Don't Fuck With Franco

Last weekend, a writer for the Yale Daily News wrote a piece (to which I'm not linking directly because there's a stalking joke and ableist language) called "Franco, #getittogether," criticizing James Franco for his substandard Twitter feed: "I would usually never berate someone for tweeting inadequately, because that would be hypocritical — but James Franco is not just some rando on Twitter. He's a Celebrity Tweeter, which deserves all caps and necessitates a higher quality of meaningless, incessant electronic communication."

She went on to note that his tweets were too random-picture heavy and weren't nearly offensive enough, and he was going to have to try a lot harder if he wanted to be a stand-out celebrity tweeter like Kanye West.

Naturally, James Franco responded by tweeting a picture of himself looking every bit the self-important celebrity, upon which he'd scrawled "Fuck the Yale Daily News," because James Franco.

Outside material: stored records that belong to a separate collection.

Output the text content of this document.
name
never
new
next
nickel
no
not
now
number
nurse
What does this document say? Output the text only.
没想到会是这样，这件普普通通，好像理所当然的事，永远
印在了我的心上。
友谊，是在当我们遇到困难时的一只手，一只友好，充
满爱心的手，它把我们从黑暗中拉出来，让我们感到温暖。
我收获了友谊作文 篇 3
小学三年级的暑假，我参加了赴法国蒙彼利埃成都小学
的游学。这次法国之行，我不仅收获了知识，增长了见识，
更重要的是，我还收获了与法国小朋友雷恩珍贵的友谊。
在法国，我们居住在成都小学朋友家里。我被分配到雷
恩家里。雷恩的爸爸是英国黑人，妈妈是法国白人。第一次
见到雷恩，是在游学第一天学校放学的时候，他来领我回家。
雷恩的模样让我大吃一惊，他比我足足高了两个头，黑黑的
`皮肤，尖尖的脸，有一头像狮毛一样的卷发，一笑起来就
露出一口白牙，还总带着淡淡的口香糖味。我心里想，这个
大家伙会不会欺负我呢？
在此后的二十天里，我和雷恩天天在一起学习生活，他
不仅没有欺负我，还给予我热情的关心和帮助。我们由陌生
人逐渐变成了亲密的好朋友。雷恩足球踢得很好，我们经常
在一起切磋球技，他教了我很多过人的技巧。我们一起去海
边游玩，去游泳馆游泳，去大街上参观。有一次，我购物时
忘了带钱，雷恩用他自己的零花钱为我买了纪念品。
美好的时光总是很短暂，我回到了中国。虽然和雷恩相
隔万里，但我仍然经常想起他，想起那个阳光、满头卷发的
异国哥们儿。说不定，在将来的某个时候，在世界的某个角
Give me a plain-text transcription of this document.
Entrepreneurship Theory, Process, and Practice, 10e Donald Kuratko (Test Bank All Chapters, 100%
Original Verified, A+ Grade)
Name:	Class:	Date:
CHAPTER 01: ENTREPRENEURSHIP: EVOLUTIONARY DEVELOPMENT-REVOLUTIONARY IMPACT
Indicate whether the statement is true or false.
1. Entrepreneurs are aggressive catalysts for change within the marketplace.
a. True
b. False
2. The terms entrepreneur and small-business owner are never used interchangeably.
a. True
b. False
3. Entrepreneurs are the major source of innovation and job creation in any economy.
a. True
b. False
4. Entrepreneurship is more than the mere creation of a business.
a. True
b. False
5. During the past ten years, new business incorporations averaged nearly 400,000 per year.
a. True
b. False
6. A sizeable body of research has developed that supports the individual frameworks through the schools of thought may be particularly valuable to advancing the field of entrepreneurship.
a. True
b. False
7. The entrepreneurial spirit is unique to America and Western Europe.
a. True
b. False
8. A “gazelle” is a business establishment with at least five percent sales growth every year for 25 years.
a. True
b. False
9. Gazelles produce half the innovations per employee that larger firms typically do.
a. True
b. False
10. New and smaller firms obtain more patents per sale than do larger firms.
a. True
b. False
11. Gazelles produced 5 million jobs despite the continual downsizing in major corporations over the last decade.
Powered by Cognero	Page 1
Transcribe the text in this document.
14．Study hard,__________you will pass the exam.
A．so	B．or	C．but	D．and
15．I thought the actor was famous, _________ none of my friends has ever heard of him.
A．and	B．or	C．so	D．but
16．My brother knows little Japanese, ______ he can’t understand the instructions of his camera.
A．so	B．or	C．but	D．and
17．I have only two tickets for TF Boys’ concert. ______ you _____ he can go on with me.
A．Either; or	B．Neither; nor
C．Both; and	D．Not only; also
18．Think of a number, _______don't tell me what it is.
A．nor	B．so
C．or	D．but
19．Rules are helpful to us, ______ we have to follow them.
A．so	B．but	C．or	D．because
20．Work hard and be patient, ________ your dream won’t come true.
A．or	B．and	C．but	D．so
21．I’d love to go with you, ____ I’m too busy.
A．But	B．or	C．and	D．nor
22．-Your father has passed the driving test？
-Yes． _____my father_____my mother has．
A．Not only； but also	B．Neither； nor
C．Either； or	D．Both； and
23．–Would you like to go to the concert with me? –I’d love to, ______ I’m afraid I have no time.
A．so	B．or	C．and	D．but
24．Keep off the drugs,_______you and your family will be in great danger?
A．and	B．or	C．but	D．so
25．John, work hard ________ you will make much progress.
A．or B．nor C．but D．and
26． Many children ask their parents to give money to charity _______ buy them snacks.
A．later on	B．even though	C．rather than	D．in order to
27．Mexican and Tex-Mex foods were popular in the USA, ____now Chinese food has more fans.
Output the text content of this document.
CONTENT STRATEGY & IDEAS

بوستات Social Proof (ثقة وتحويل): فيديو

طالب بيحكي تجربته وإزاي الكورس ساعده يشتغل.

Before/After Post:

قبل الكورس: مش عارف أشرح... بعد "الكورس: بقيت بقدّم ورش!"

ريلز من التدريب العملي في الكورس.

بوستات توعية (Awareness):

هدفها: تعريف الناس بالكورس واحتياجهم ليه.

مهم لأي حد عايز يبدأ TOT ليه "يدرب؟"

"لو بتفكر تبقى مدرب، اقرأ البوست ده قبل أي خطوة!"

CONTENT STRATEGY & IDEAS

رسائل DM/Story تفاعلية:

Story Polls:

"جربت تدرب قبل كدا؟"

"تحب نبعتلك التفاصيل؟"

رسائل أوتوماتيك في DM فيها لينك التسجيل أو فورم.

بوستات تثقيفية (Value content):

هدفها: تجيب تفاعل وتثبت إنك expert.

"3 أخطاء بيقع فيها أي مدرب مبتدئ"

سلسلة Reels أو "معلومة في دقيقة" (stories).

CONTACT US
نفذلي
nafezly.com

To which the writer posted this follow-up: "[H]is visual/performance/Twitter art response was perfect. I said he should Tweet fewer random pictures and instead be more like the Twitter-ranting Kanye. James Franco, in turn, ranted in the form of a random picture. #wellplayedsir."

What—did you think James Franco wasn't a cheeky monkey who cares more about having fun with writers for the Yale Daily News (and also making a commentary about how he's Not That Guy) than jousting with all the Very Important Critics who trashed his Oscars hosting? You're so weird.